2. Relevant Events Allegedly Showing Material Misstatements or Omissions

Aleksandr Kogan and Cambridge Analytica. In 2013, Kogan, a professor and data researcher at Cambridge University, developed an app called "thisisyourdigitallife." Id. ¶ 80-81. This app was a personality quiz; users were told that the results would be used only for academic purposes. Id. ¶ 81. Around 270,000 people installed the app and consented to the sharing of their data. Id. ¶¶ 81-82. Due to Facebook's privacy policies, app developers were able to access data about "thisisyourdigitallife" user's Facebook friends. Id.

The December 2015 The Guardian Article and Defendants' Response. In December 2015, The Guardian reported that Kogan, through his company Global Science Research ("GSR"), sold information collected through the "thisisyourdigitallife" app to Cambridge Analytica, violating Facebook's policies. Id. ¶¶ 7, 150, 232, 280. This article indicated that Cambridge Analytica developed voter profiles using the data of tens of millions of Facebook users, which were then used for political purposes. Id. ¶¶ 80-81. Once news of the data leak broke, Defendants sent [*10]  Cambridge Analytica a letter asking it to delete the data and provide confirmation of deletion.

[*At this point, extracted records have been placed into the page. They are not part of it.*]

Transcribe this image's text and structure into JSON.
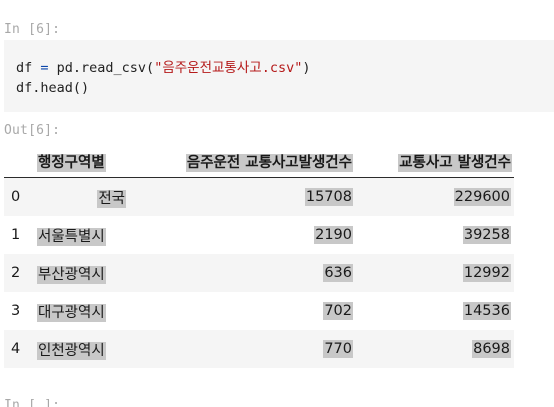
{
  "notebook": {
    "in_prompt": "In [6]:",
    "out_prompt": "Out[6]:",
    "next_prompt": "In [ ]:"
  },
  "code": {
    "line1_var": "df",
    "line1_op": " = ",
    "line1_call": "pd.read_csv(",
    "line1_str": "\"음주운전교통사고.csv\"",
    "line1_close": ")",
    "line2": "df.head()"
  },
  "table": {
    "headers": {
      "index": "",
      "region": "행정구역별",
      "drunk": "음주운전 교통사고발생건수",
      "total": "교통사고 발생건수"
    },
    "rows": [
      {
        "index": "0",
        "region": "전국",
        "drunk": "15708",
        "total": "229600"
      },
      {
        "index": "1",
        "region": "서울특별시",
        "drunk": "2190",
        "total": "39258"
      },
      {
        "index": "2",
        "region": "부산광역시",
        "drunk": "636",
        "total": "12992"
      },
      {
        "index": "3",
        "region": "대구광역시",
        "drunk": "702",
        "total": "14536"
      },
      {
        "index": "4",
        "region": "인천광역시",
        "drunk": "770",
        "total": "8698"
      }
    ]
  }
}
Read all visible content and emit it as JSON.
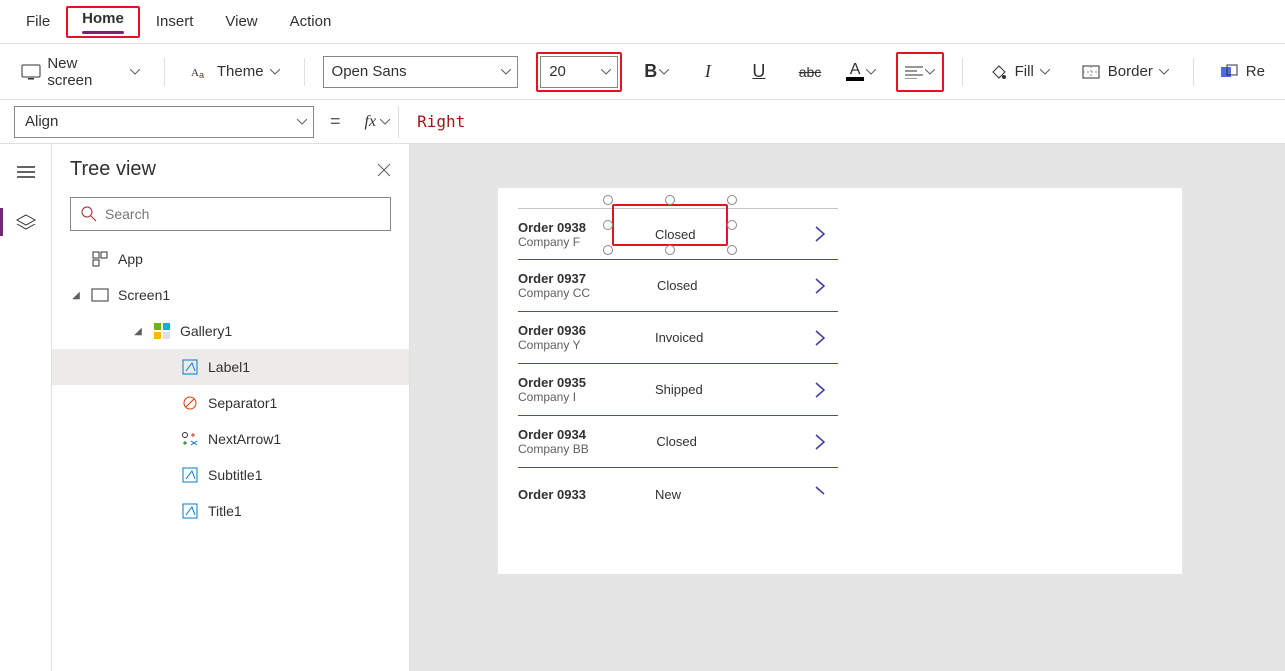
{
  "menu": {
    "file": "File",
    "home": "Home",
    "insert": "Insert",
    "view": "View",
    "action": "Action"
  },
  "ribbon": {
    "new_screen": "New screen",
    "theme": "Theme",
    "font_name": "Open Sans",
    "font_size": "20",
    "fill": "Fill",
    "border": "Border",
    "reorder_prefix": "Re"
  },
  "formula": {
    "property": "Align",
    "fx": "fx",
    "value": "Right"
  },
  "tree": {
    "title": "Tree view",
    "search_placeholder": "Search",
    "app": "App",
    "screen": "Screen1",
    "gallery": "Gallery1",
    "label": "Label1",
    "separator": "Separator1",
    "nextarrow": "NextArrow1",
    "subtitle": "Subtitle1",
    "title_item": "Title1"
  },
  "gallery_rows": [
    {
      "title": "Order 0938",
      "sub": "Company F",
      "status": "Closed"
    },
    {
      "title": "Order 0937",
      "sub": "Company CC",
      "status": "Closed"
    },
    {
      "title": "Order 0936",
      "sub": "Company Y",
      "status": "Invoiced"
    },
    {
      "title": "Order 0935",
      "sub": "Company I",
      "status": "Shipped"
    },
    {
      "title": "Order 0934",
      "sub": "Company BB",
      "status": "Closed"
    },
    {
      "title": "Order 0933",
      "sub": "",
      "status": "New"
    }
  ]
}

Id. ¶¶ 9, 90, 92, 96, 98, 150-51, 176. Defendants made no efforts to verify Cambridge Analytica's assurances that the data was deleted, investigate the extent of the use or distribution of data, or verify that the data had been deleted. Id. ¶ 9.

Reemergence of the Cambridge Analytica Story in 2018. On March 17, 2018, three years after the original Cambridge Analytica story broke, The New York Times and The Guardian reported that Defendants delayed acting to address the Cambridge Analytica data breach and that data had not been deleted but was used in connection with President Donald Trump's campaign. Id. ¶¶ 150, 153-54. These reports allegedly contradicted Defendants' representations of data protection, specifically the fact that user data could still be accessed by developers without user's knowledge or consent, i.e., whitelisting. Id. ¶ 14, 19. Facebook did, however, immediately suspend Cambridge Analytica, its parent company, and Cambridge Analytica employees from the Facebook platform. Id. ¶ 150.

In response to the stories, Facebook's common stock dropped nearly 7% on Monday, March 19, [*11]  2018, the first trading day after the news broke. Id. By March 27, 2018, the stock was trading as low as $152/share, a drop of nearly 18% in value from its price before the stories broke. Id. ¶ 15. The Securities and Exchange Commission ("SEC") began investigating "whether Facebook adequately warned investors that developers and other third parties may have obtained users' data without their permission or in violation of Facebook policies." Id. ¶ 16.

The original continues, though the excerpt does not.